Lueking, A., Possling, A., Huber, O., Beveridge, A., Horn, M., Eickhoff, H., et al. (2003). A nonredundant human protein chip for antibody screening and serum profiling. Molecular & Cellular Proteomics, 2(12), 1342-1349. doi:10.1074/mcp.T300001-MCP200.


Cite as: http://hdl.handle.net/11858/00-001M-0000-0010-8959-1
Abstract
There is burgeoning interest in protein microarrays, but a source of thousands of nonredundant, purified proteins was not previously available. Here we show a glass chip containing 2413 nonredundant purified human fusion proteins on a polymer surface, where densities up to 1600 proteins/cm2 on a microscope slide can be realized.
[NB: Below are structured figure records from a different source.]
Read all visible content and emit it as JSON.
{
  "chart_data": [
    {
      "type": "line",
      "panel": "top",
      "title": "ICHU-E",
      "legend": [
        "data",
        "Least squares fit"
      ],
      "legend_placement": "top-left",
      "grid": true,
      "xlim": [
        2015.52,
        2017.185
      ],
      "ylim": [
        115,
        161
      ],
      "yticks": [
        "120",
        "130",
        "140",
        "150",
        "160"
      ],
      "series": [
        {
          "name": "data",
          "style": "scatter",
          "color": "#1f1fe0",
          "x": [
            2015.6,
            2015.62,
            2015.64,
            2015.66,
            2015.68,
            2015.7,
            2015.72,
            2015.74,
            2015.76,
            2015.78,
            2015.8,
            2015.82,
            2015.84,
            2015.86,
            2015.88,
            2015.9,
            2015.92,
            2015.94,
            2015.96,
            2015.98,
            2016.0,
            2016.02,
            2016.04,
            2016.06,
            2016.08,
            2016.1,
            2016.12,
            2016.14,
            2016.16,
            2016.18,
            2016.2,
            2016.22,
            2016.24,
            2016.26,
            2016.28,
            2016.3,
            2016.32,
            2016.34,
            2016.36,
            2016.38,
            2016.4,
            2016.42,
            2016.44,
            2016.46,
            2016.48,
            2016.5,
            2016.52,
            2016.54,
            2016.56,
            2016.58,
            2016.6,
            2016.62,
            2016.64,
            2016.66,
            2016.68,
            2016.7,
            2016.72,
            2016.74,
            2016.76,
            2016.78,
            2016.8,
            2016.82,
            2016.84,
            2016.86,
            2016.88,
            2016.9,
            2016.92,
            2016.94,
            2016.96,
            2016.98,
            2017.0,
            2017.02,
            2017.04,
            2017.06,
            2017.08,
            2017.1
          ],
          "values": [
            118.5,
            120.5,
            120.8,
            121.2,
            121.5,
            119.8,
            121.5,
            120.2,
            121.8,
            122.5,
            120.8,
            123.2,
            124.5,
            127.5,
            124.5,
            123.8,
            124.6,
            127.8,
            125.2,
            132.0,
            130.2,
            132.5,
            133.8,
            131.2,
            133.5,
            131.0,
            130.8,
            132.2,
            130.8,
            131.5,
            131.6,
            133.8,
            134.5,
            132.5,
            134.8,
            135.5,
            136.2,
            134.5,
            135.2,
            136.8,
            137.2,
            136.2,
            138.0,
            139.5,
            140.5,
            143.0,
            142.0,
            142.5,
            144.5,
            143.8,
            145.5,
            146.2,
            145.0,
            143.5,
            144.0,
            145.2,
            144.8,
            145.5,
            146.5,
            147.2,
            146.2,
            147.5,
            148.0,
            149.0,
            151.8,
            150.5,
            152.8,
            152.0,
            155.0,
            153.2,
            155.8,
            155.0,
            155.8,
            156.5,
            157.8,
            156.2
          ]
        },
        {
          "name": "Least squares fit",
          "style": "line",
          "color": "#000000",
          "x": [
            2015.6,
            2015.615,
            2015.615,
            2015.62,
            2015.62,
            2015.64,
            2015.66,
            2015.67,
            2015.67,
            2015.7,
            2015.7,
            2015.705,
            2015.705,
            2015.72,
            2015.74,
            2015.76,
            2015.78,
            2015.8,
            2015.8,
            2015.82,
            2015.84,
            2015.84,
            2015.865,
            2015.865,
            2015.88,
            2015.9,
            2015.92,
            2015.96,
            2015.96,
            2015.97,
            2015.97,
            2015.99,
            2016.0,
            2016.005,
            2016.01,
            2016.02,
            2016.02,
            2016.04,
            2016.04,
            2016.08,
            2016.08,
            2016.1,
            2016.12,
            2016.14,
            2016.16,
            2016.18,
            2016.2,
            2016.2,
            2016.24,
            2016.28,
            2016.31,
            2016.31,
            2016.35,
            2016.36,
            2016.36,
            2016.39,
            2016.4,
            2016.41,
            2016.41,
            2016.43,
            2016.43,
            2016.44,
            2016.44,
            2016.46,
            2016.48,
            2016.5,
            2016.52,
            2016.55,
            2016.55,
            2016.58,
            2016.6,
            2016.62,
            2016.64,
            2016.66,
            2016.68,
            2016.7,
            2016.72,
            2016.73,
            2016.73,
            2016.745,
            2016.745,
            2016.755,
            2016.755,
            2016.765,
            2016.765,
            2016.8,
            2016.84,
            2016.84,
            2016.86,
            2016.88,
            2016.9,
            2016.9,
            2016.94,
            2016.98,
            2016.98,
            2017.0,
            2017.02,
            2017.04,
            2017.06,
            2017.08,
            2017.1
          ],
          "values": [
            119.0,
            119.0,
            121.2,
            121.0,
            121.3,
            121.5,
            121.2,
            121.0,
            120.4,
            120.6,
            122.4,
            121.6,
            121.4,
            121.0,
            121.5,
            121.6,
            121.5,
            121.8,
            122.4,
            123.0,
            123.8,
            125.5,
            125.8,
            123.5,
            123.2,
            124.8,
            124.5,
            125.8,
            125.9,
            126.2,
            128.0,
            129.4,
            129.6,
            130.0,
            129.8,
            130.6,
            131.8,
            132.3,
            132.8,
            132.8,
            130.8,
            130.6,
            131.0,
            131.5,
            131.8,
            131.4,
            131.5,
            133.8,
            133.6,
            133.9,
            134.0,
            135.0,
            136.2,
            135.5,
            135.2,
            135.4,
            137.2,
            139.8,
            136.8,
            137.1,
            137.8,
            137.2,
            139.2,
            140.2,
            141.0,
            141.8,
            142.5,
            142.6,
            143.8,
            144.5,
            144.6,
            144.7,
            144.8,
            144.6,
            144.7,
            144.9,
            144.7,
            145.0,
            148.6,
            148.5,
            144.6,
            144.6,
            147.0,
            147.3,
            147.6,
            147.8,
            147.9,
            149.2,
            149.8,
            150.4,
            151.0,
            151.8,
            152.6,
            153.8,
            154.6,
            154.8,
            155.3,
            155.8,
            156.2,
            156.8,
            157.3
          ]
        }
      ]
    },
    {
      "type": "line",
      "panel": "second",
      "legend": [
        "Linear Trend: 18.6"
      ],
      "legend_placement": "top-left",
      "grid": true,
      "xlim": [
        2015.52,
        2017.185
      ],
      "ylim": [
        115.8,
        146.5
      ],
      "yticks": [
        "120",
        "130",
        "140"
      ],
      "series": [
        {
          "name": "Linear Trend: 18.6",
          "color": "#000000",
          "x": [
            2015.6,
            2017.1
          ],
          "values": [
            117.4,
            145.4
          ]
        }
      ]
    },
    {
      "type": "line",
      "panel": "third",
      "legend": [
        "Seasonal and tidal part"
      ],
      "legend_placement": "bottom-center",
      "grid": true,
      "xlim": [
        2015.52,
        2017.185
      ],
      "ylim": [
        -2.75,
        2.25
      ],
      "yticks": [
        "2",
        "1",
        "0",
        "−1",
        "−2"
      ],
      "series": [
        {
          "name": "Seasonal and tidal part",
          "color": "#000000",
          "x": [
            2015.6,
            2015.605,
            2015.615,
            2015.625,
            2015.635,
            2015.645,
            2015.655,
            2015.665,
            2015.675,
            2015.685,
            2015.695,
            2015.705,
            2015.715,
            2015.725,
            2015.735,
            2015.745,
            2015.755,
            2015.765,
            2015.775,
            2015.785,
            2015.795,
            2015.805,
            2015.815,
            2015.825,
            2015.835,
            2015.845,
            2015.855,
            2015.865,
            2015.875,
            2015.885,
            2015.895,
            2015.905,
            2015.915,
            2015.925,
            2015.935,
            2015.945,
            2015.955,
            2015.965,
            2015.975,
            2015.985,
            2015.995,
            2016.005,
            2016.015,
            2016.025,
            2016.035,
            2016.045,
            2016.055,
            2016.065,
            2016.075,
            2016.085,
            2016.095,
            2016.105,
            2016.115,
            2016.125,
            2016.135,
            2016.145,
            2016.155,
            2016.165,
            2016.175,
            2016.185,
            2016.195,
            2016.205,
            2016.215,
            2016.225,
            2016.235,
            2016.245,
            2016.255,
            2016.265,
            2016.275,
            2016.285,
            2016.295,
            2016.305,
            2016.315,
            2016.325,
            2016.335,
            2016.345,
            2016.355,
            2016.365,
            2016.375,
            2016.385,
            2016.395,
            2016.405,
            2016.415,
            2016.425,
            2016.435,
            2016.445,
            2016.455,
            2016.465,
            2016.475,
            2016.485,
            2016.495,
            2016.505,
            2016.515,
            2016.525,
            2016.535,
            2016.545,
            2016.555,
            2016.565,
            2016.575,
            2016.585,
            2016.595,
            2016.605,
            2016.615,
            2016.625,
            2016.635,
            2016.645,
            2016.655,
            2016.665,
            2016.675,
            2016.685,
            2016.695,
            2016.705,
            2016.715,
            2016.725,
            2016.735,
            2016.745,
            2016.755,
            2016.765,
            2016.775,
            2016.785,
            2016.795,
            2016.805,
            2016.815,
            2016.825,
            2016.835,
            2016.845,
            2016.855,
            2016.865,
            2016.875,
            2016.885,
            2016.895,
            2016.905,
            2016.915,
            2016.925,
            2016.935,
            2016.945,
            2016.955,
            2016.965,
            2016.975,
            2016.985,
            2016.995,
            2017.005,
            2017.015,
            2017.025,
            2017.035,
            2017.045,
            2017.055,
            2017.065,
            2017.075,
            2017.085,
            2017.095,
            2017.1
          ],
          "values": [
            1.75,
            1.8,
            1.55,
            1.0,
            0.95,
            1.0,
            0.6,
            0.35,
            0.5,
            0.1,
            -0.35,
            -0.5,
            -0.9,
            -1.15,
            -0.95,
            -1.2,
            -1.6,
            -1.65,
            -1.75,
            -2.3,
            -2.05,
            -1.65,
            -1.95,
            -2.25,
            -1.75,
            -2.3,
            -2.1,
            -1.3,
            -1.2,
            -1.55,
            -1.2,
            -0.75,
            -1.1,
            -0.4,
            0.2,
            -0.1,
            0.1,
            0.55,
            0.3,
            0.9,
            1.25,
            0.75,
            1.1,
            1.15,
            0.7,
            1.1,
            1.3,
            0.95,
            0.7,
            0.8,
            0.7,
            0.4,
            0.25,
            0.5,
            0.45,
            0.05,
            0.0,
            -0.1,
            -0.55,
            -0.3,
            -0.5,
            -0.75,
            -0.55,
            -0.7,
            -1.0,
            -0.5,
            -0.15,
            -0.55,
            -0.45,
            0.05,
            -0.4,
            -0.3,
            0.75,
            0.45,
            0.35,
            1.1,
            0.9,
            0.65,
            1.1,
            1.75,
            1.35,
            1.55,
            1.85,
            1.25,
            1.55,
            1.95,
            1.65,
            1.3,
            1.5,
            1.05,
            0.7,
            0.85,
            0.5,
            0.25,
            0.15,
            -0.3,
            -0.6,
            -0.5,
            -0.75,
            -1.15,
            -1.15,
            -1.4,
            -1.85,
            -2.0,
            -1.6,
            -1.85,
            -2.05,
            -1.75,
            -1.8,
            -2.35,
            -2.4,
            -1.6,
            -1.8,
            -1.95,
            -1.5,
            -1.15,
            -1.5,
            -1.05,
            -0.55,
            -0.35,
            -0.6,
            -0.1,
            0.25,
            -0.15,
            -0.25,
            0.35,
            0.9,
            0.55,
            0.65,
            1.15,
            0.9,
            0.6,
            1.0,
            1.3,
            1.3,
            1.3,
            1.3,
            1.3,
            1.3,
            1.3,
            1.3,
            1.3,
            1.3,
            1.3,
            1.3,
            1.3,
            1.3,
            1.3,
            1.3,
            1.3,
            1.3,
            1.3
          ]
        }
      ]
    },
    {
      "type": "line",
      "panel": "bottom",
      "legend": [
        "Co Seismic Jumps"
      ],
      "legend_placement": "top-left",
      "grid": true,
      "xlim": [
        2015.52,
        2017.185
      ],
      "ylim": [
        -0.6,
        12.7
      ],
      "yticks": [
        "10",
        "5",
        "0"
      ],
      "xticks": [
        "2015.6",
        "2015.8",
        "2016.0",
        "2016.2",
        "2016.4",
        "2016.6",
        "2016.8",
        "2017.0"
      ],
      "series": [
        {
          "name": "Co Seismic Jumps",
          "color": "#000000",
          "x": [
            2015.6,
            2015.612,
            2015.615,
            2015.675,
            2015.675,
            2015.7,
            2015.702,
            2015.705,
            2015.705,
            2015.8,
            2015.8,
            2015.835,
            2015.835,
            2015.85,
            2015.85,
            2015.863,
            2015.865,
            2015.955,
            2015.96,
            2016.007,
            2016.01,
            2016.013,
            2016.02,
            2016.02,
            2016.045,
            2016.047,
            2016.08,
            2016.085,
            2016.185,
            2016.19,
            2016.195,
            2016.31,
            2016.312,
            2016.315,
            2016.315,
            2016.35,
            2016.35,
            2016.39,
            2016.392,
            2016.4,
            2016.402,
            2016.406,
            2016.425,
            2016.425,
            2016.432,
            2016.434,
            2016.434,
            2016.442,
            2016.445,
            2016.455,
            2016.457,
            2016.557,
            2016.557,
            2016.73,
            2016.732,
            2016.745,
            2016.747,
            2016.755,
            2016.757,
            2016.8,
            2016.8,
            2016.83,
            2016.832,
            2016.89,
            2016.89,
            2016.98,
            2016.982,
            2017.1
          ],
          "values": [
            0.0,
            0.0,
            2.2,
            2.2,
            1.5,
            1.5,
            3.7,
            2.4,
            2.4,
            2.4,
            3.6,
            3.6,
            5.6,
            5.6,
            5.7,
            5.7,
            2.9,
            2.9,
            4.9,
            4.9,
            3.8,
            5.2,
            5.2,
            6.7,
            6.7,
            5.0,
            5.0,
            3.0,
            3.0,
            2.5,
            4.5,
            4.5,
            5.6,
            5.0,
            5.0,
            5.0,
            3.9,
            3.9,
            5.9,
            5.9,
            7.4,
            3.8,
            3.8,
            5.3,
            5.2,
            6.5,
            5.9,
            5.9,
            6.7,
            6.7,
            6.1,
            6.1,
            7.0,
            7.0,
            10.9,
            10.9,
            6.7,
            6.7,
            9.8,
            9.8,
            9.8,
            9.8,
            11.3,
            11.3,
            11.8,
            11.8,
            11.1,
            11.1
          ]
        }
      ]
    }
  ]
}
In addition, the polymer coating of the glass slide enables screening of protein interactions under nondenaturing conditions. Such screenings require only 200-µl sample volumes, illustrating their potential for high-throughput applications. Here we demonstrate two applications: the characterization of antibody binding, specificity, and cross-reactivity; and profiling the antibody repertoire in body fluids, such as serum from patients with autoimmune diseases. For the first application, we have incubated these protein chips with anti-RGSHis6, anti-GAPDH, and anti-HSP90ß antibodies. In an initial proof of principle study for the second application, we have screened serum from alopecia and arthritis patients. With analysis of large sample numbers, identification of disease-associated proteins to generate novel diagnostic markers may be possible.